The managing director of Tata Motors, the largest company in the Tata group, is 51 years old and Sunil Bharti Mittal, who runs the country's largest mobile phone business, is 55 years old. Now, it is fair to say that this age range looks respectable only because most corporations mandate a retirement age for their chief executives under their governance rules. But there's a good reason for these rules; all institutions need fresh ideas and ways of doing things and that applies as much to politics as well.
Readers may point to the fact that Manmohan Singh is considered a reformer. But his best work was over two decades old - when Dr Singh was in his early sixties. When P Chidambaram, another reputed reformer, read his "Dream Budget" of 1997, he was in his early fifties. They have not demonstrated striking new ideas since. Chandrababu Naidu, the first of the truly reform-minded state chief ministers, was 45 when he set about making Hyderabad an infotech hub. By the same token, it could be said that former West Bengal chief minister Buddhadeb Bhattacharjee's inability to sell reforms to his party and its left partners had much to do with the patently geriatric state of most of his colleagues.

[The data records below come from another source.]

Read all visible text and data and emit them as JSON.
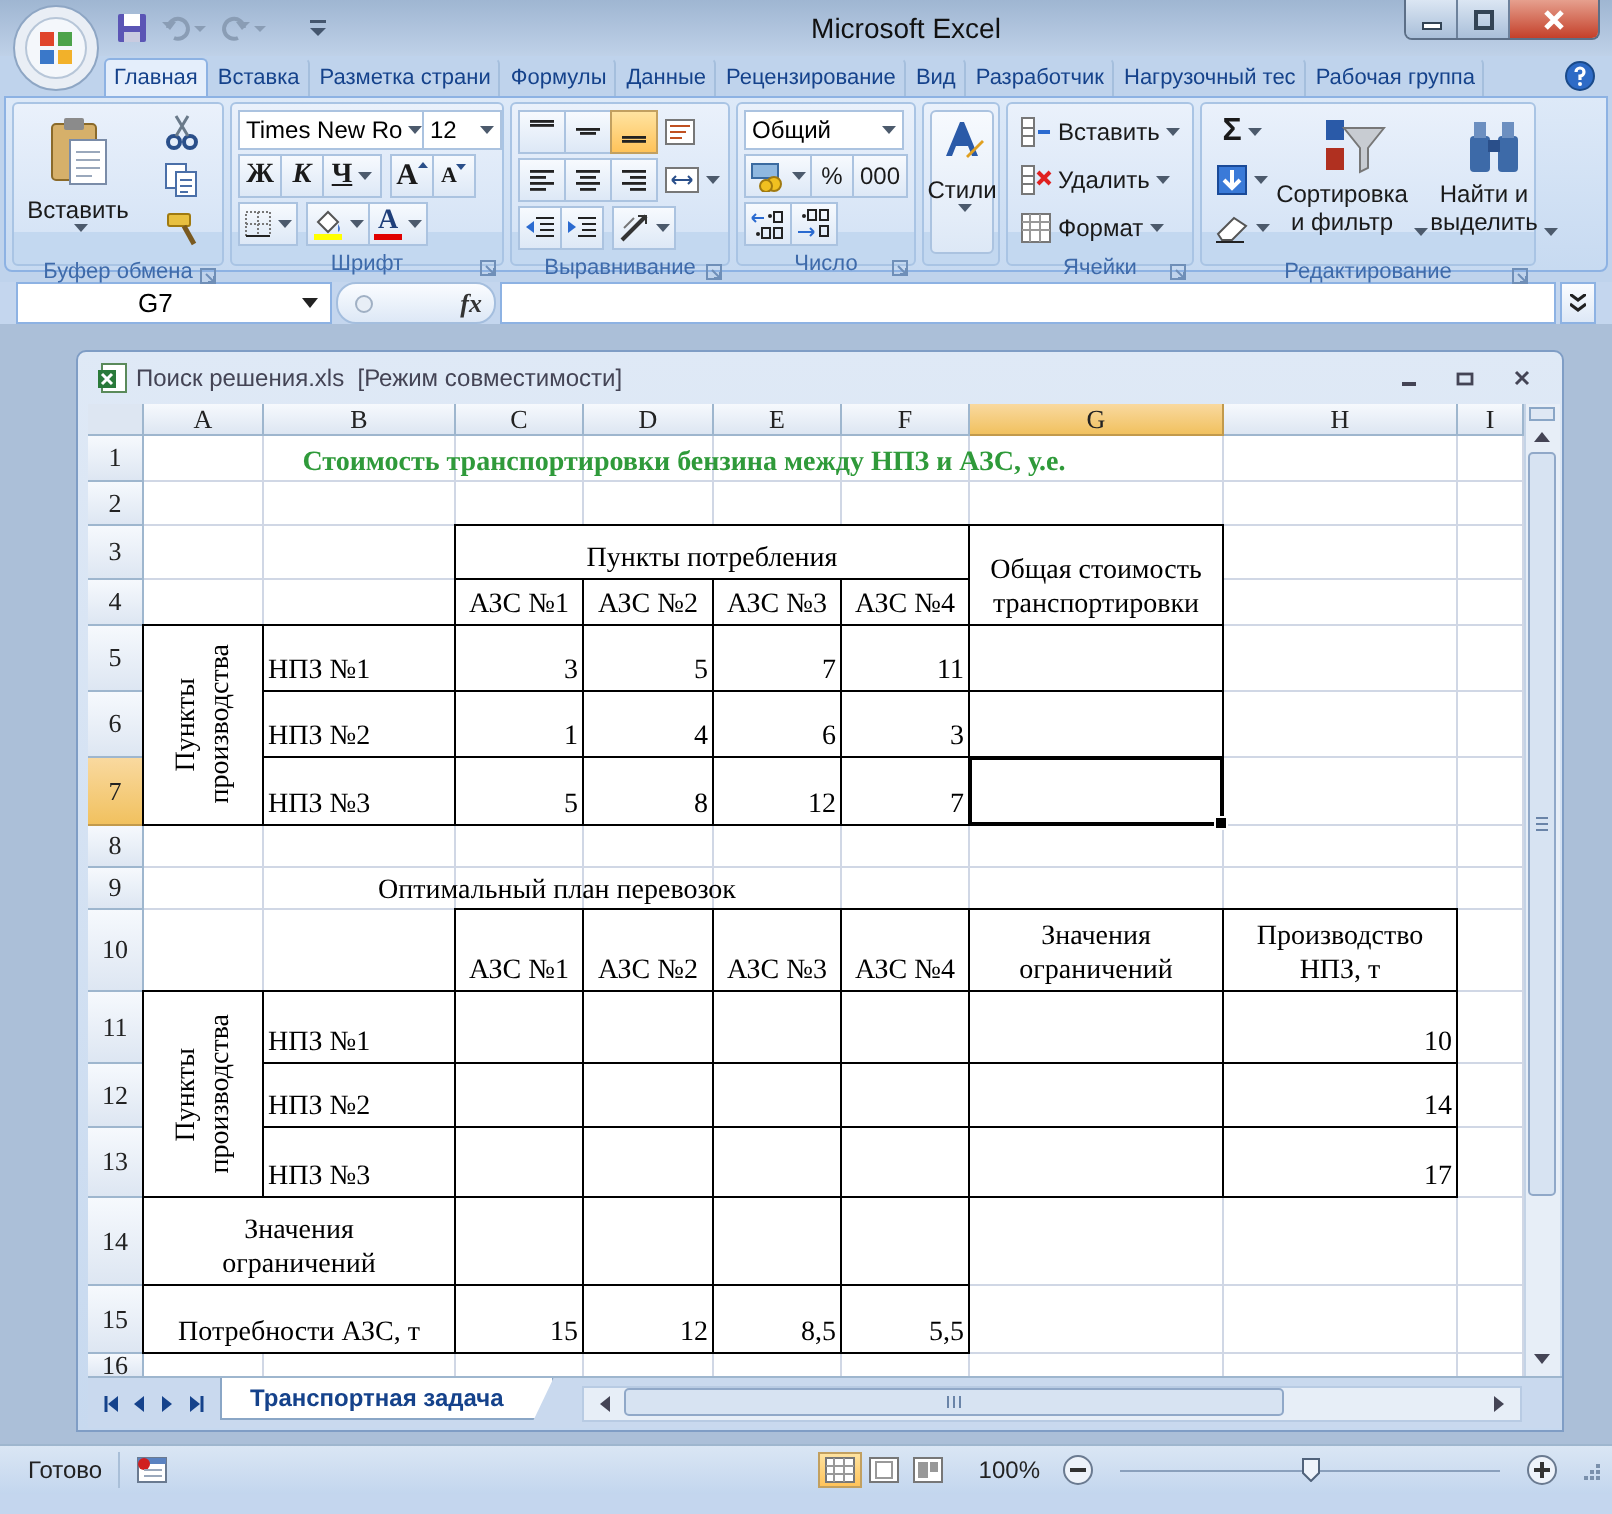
{
  "window": {
    "title": "Microsoft Excel"
  },
  "ribbon": {
    "tabs": [
      {
        "label": "Главная",
        "selected": true
      },
      {
        "label": "Вставка",
        "selected": false
      },
      {
        "label": "Разметка страни",
        "selected": false
      },
      {
        "label": "Формулы",
        "selected": false
      },
      {
        "label": "Данные",
        "selected": false
      },
      {
        "label": "Рецензирование",
        "selected": false
      },
      {
        "label": "Вид",
        "selected": false
      },
      {
        "label": "Разработчик",
        "selected": false
      },
      {
        "label": "Нагрузочный тес",
        "selected": false
      },
      {
        "label": "Рабочая группа",
        "selected": false
      }
    ],
    "clipboard": {
      "label": "Буфер обмена",
      "paste": "Вставить"
    },
    "font": {
      "label": "Шрифт",
      "name": "Times New Ro",
      "size": "12",
      "bold": "Ж",
      "italic": "К",
      "underline": "Ч",
      "grow": "A",
      "shrink": "A",
      "font_color_letter": "A"
    },
    "alignment": {
      "label": "Выравнивание",
      "valign": [
        {
          "selected": false
        },
        {
          "selected": false
        },
        {
          "selected": true
        }
      ]
    },
    "number": {
      "label": "Число",
      "format": "Общий",
      "percent": "%",
      "thousands": "000"
    },
    "styles": {
      "button": "Стили"
    },
    "cells": {
      "label": "Ячейки",
      "buttons": [
        "Вставить",
        "Удалить",
        "Формат"
      ]
    },
    "editing": {
      "label": "Редактирование",
      "sum": "Σ",
      "sort": "Сортировка и фильтр",
      "find": "Найти и выделить"
    }
  },
  "formula_bar": {
    "name_box": "G7",
    "function_label": "fx"
  },
  "workbook": {
    "title": "Поиск решения.xls  [Режим совместимости]",
    "columns": [
      {
        "label": "A",
        "selected": false
      },
      {
        "label": "B",
        "selected": false
      },
      {
        "label": "C",
        "selected": false
      },
      {
        "label": "D",
        "selected": false
      },
      {
        "label": "E",
        "selected": false
      },
      {
        "label": "F",
        "selected": false
      },
      {
        "label": "G",
        "selected": true
      },
      {
        "label": "H",
        "selected": false
      },
      {
        "label": "I",
        "selected": false
      }
    ],
    "rows": [
      {
        "label": "1",
        "selected": false
      },
      {
        "label": "2",
        "selected": false
      },
      {
        "label": "3",
        "selected": false
      },
      {
        "label": "4",
        "selected": false
      },
      {
        "label": "5",
        "selected": false
      },
      {
        "label": "6",
        "selected": false
      },
      {
        "label": "7",
        "selected": true
      },
      {
        "label": "8",
        "selected": false
      },
      {
        "label": "9",
        "selected": false
      },
      {
        "label": "10",
        "selected": false
      },
      {
        "label": "11",
        "selected": false
      },
      {
        "label": "12",
        "selected": false
      },
      {
        "label": "13",
        "selected": false
      },
      {
        "label": "14",
        "selected": false
      },
      {
        "label": "15",
        "selected": false
      },
      {
        "label": "16",
        "selected": false
      }
    ],
    "cells": [
      {
        "kind": "title",
        "text": "Стоимость транспортировки бензина между НПЗ и АЗС, у.е.",
        "selected": false
      },
      {
        "kind": "header",
        "text": "Пункты потребления",
        "selected": false
      },
      {
        "kind": "header",
        "text": "АЗС №1",
        "selected": false
      },
      {
        "kind": "header",
        "text": "АЗС №2",
        "selected": false
      },
      {
        "kind": "header",
        "text": "АЗС №3",
        "selected": false
      },
      {
        "kind": "header",
        "text": "АЗС №4",
        "selected": false
      },
      {
        "kind": "header",
        "text": "Общая стоимость транспортировки",
        "selected": false
      },
      {
        "kind": "vertical",
        "text": "Пункты\nпроизводства",
        "selected": false
      },
      {
        "kind": "label",
        "text": "НПЗ №1",
        "selected": false
      },
      {
        "kind": "number",
        "text": "3",
        "selected": false
      },
      {
        "kind": "number",
        "text": "5",
        "selected": false
      },
      {
        "kind": "number",
        "text": "7",
        "selected": false
      },
      {
        "kind": "number",
        "text": "11",
        "selected": false
      },
      {
        "kind": "blank",
        "selected": false
      },
      {
        "kind": "label",
        "text": "НПЗ №2",
        "selected": false
      },
      {
        "kind": "number",
        "text": "1",
        "selected": false
      },
      {
        "kind": "number",
        "text": "4",
        "selected": false
      },
      {
        "kind": "number",
        "text": "6",
        "selected": false
      },
      {
        "kind": "number",
        "text": "3",
        "selected": false
      },
      {
        "kind": "blank",
        "selected": false
      },
      {
        "kind": "label",
        "text": "НПЗ №3",
        "selected": false
      },
      {
        "kind": "number",
        "text": "5",
        "selected": false
      },
      {
        "kind": "number",
        "text": "8",
        "selected": false
      },
      {
        "kind": "number",
        "text": "12",
        "selected": false
      },
      {
        "kind": "number",
        "text": "7",
        "selected": false
      },
      {
        "kind": "blank",
        "selected": true
      },
      {
        "kind": "caption",
        "text": "Оптимальный план перевозок",
        "selected": false
      },
      {
        "kind": "header",
        "text": "АЗС №1",
        "selected": false
      },
      {
        "kind": "header",
        "text": "АЗС №2",
        "selected": false
      },
      {
        "kind": "header",
        "text": "АЗС №3",
        "selected": false
      },
      {
        "kind": "header",
        "text": "АЗС №4",
        "selected": false
      },
      {
        "kind": "header",
        "text": "Значения ограничений",
        "selected": false
      },
      {
        "kind": "header",
        "text": "Производство НПЗ, т",
        "selected": false
      },
      {
        "kind": "vertical",
        "text": "Пункты\nпроизводства",
        "selected": false
      },
      {
        "kind": "label",
        "text": "НПЗ №1",
        "selected": false
      },
      {
        "kind": "blank",
        "selected": false
      },
      {
        "kind": "blank",
        "selected": false
      },
      {
        "kind": "blank",
        "selected": false
      },
      {
        "kind": "blank",
        "selected": false
      },
      {
        "kind": "blank",
        "selected": false
      },
      {
        "kind": "number",
        "text": "10",
        "selected": false
      },
      {
        "kind": "label",
        "text": "НПЗ №2",
        "selected": false
      },
      {
        "kind": "blank",
        "selected": false
      },
      {
        "kind": "blank",
        "selected": false
      },
      {
        "kind": "blank",
        "selected": false
      },
      {
        "kind": "blank",
        "selected": false
      },
      {
        "kind": "blank",
        "selected": false
      },
      {
        "kind": "number",
        "text": "14",
        "selected": false
      },
      {
        "kind": "label",
        "text": "НПЗ №3",
        "selected": false
      },
      {
        "kind": "blank",
        "selected": false
      },
      {
        "kind": "blank",
        "selected": false
      },
      {
        "kind": "blank",
        "selected": false
      },
      {
        "kind": "blank",
        "selected": false
      },
      {
        "kind": "blank",
        "selected": false
      },
      {
        "kind": "number",
        "text": "17",
        "selected": false
      },
      {
        "kind": "header",
        "text": "Значения\nограничений",
        "selected": false
      },
      {
        "kind": "blank",
        "selected": false
      },
      {
        "kind": "blank",
        "selected": false
      },
      {
        "kind": "blank",
        "selected": false
      },
      {
        "kind": "blank",
        "selected": false
      },
      {
        "kind": "header",
        "text": "Потребности АЗС, т",
        "selected": false
      },
      {
        "kind": "number",
        "text": "15",
        "selected": false
      },
      {
        "kind": "number",
        "text": "12",
        "selected": false
      },
      {
        "kind": "number",
        "text": "8,5",
        "selected": false
      },
      {
        "kind": "number",
        "text": "5,5",
        "selected": false
      }
    ],
    "sheet_tabs": [
      {
        "label": "Транспортная задача",
        "selected": true
      }
    ]
  },
  "status_bar": {
    "status": "Готово",
    "views": [
      {
        "selected": true
      },
      {
        "selected": false
      },
      {
        "selected": false
      }
    ],
    "zoom": "100%",
    "zoom_slider": {
      "level": 0.5
    }
  }
}
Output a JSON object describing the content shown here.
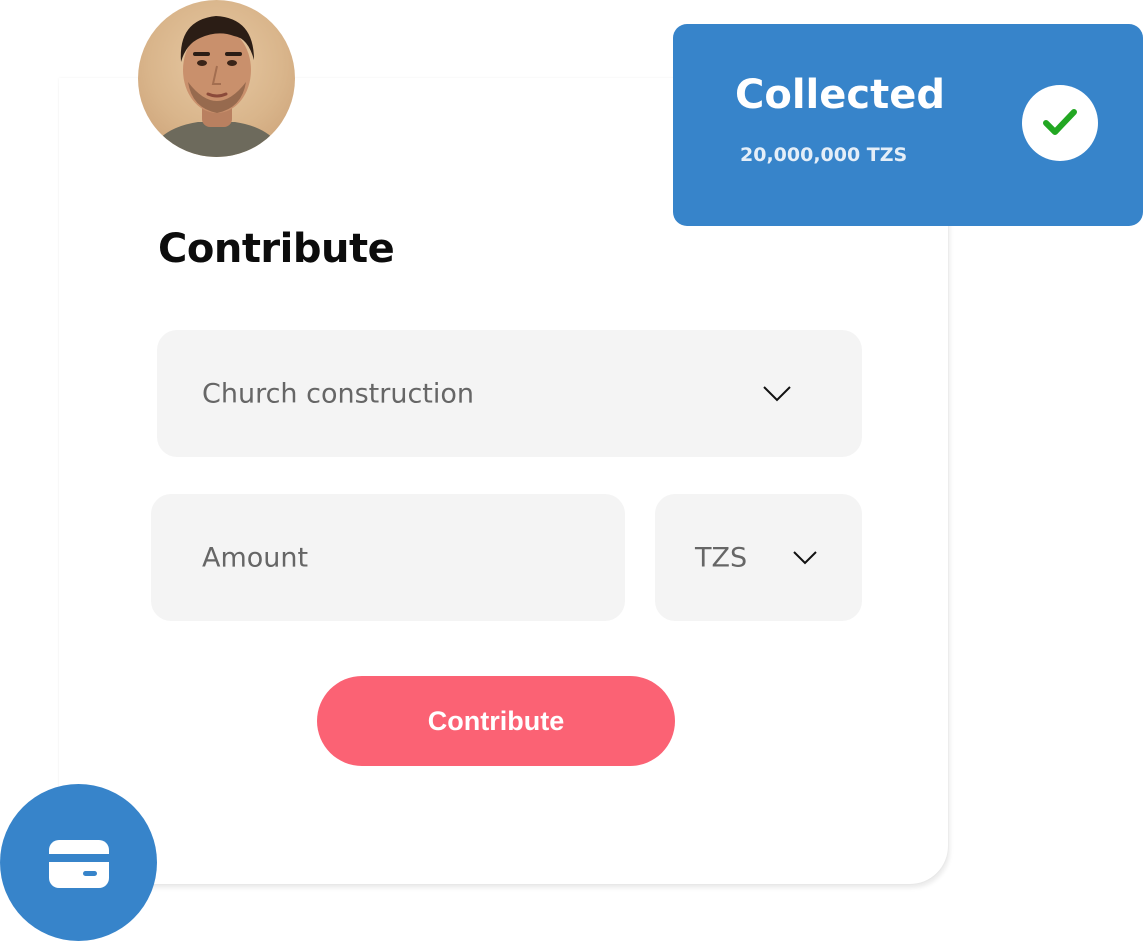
{
  "form": {
    "title": "Contribute",
    "campaign_value": "Church construction",
    "amount_placeholder": "Amount",
    "currency_value": "TZS",
    "submit_label": "Contribute"
  },
  "collected": {
    "title": "Collected",
    "amount": "20,000,000 TZS"
  },
  "icons": {
    "campaign_dropdown": "chevron-down-icon",
    "currency_dropdown": "chevron-down-icon",
    "collected_status": "checkmark-icon",
    "payment": "credit-card-icon"
  },
  "colors": {
    "accent_blue": "#3784ca",
    "button_pink": "#fb6274",
    "check_green": "#22a722",
    "field_bg": "#f4f4f4"
  }
}
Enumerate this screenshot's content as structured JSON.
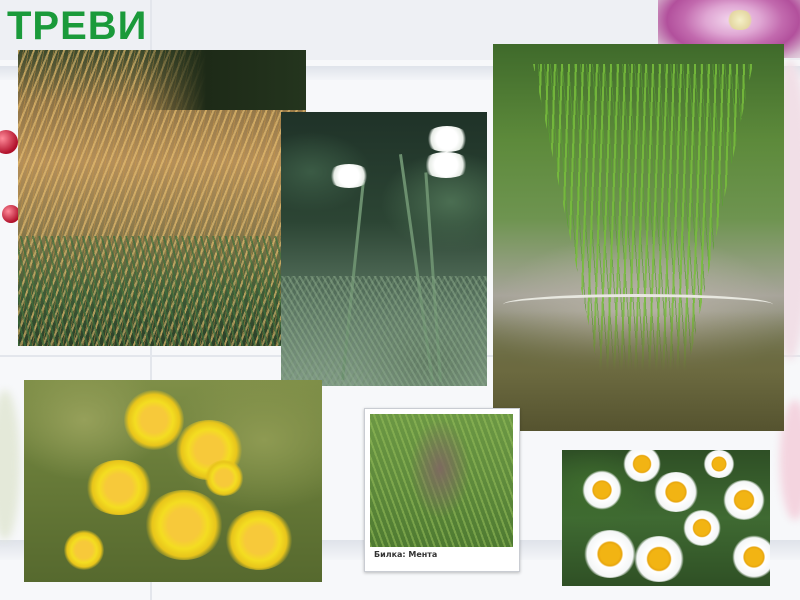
{
  "slide": {
    "title": "ТРЕВИ",
    "accent_color": "#1a9a3a"
  },
  "photos": [
    {
      "id": "feather-grass",
      "subject": "ornamental feather grass"
    },
    {
      "id": "yarrow",
      "subject": "white yarrow flowers"
    },
    {
      "id": "rush",
      "subject": "rush grass in pot"
    },
    {
      "id": "st-johns-wort",
      "subject": "yellow St John's wort flowers"
    },
    {
      "id": "mint",
      "subject": "mint plant",
      "caption": "Билка: Мента"
    },
    {
      "id": "chamomile",
      "subject": "chamomile flowers"
    },
    {
      "id": "clematis",
      "subject": "pink clematis flower"
    }
  ]
}
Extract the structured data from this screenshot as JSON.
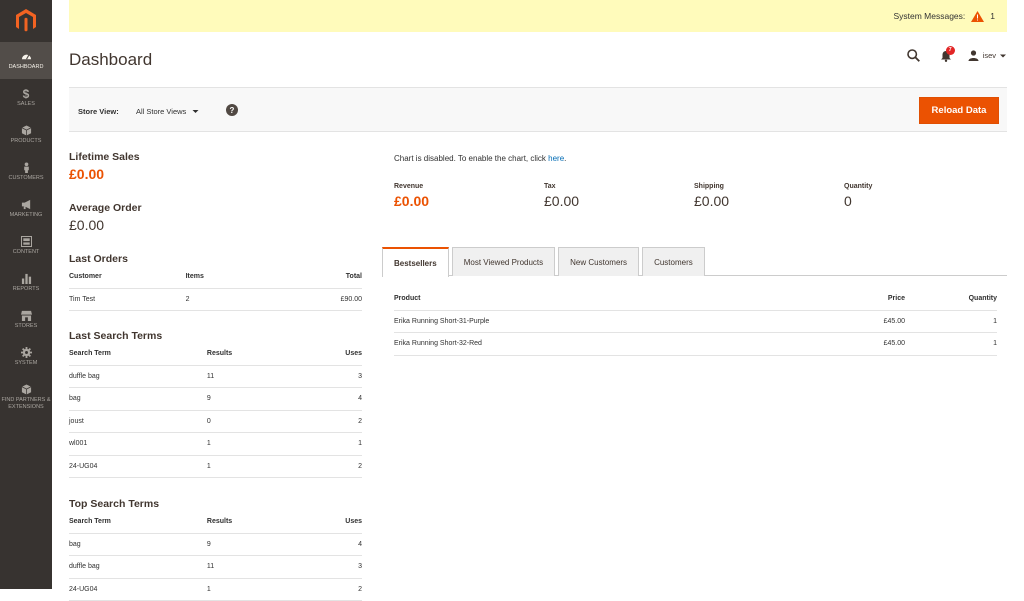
{
  "system_bar": {
    "label": "System Messages:",
    "count": "1"
  },
  "page_title": "Dashboard",
  "header": {
    "notifications_count": "7",
    "user_name": "isev"
  },
  "sidebar": {
    "items": [
      {
        "label": "DASHBOARD"
      },
      {
        "label": "SALES"
      },
      {
        "label": "PRODUCTS"
      },
      {
        "label": "CUSTOMERS"
      },
      {
        "label": "MARKETING"
      },
      {
        "label": "CONTENT"
      },
      {
        "label": "REPORTS"
      },
      {
        "label": "STORES"
      },
      {
        "label": "SYSTEM"
      },
      {
        "label": "FIND PARTNERS & EXTENSIONS"
      }
    ]
  },
  "store_view": {
    "label": "Store View:",
    "selected": "All Store Views",
    "help": "?"
  },
  "reload_label": "Reload Data",
  "lifetime_sales": {
    "label": "Lifetime Sales",
    "value": "£0.00"
  },
  "average_order": {
    "label": "Average Order",
    "value": "£0.00"
  },
  "last_orders": {
    "title": "Last Orders",
    "columns": [
      "Customer",
      "Items",
      "Total"
    ],
    "rows": [
      [
        "Tim Test",
        "2",
        "£90.00"
      ]
    ]
  },
  "last_search_terms": {
    "title": "Last Search Terms",
    "columns": [
      "Search Term",
      "Results",
      "Uses"
    ],
    "rows": [
      [
        "duffle bag",
        "11",
        "3"
      ],
      [
        "bag",
        "9",
        "4"
      ],
      [
        "joust",
        "0",
        "2"
      ],
      [
        "wl001",
        "1",
        "1"
      ],
      [
        "24-UG04",
        "1",
        "2"
      ]
    ]
  },
  "top_search_terms": {
    "title": "Top Search Terms",
    "columns": [
      "Search Term",
      "Results",
      "Uses"
    ],
    "rows": [
      [
        "bag",
        "9",
        "4"
      ],
      [
        "duffle bag",
        "11",
        "3"
      ],
      [
        "24-UG04",
        "1",
        "2"
      ]
    ]
  },
  "chart_message": {
    "text": "Chart is disabled. To enable the chart, click ",
    "link": "here",
    "suffix": "."
  },
  "totals": [
    {
      "label": "Revenue",
      "value": "£0.00"
    },
    {
      "label": "Tax",
      "value": "£0.00"
    },
    {
      "label": "Shipping",
      "value": "£0.00"
    },
    {
      "label": "Quantity",
      "value": "0"
    }
  ],
  "tabs": [
    {
      "label": "Bestsellers"
    },
    {
      "label": "Most Viewed Products"
    },
    {
      "label": "New Customers"
    },
    {
      "label": "Customers"
    }
  ],
  "bestsellers": {
    "columns": [
      "Product",
      "Price",
      "Quantity"
    ],
    "rows": [
      [
        "Erika Running Short-31-Purple",
        "£45.00",
        "1"
      ],
      [
        "Erika Running Short-32-Red",
        "£45.00",
        "1"
      ]
    ]
  },
  "colors": {
    "accent": "#eb5202",
    "sidebar": "#373330",
    "system_bar": "#fffbbb"
  }
}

The fact is that young India, rural and urban, is not interested in the old touchstones of entitlements and identity politics. Like Russia's ancient nomenklatura of the seventies and eighties, India's aged rulers don't seem to have cottoned on to the winds of change. This is a truth both Narendra Modi and Nitish Kumar, now in their early sixties, understood at least a decade ago. Ironically, although they are bidding fair to emerging as implacable enemies (this may change, of course; there are no permanent enemies in politics), both have tried to alter the terms of the political discourse in ways that are more likely to resonate with the people who will be India's future. You may or may not agree with their techniques, but anyone who ignores the waves they're riding are kidding themselves.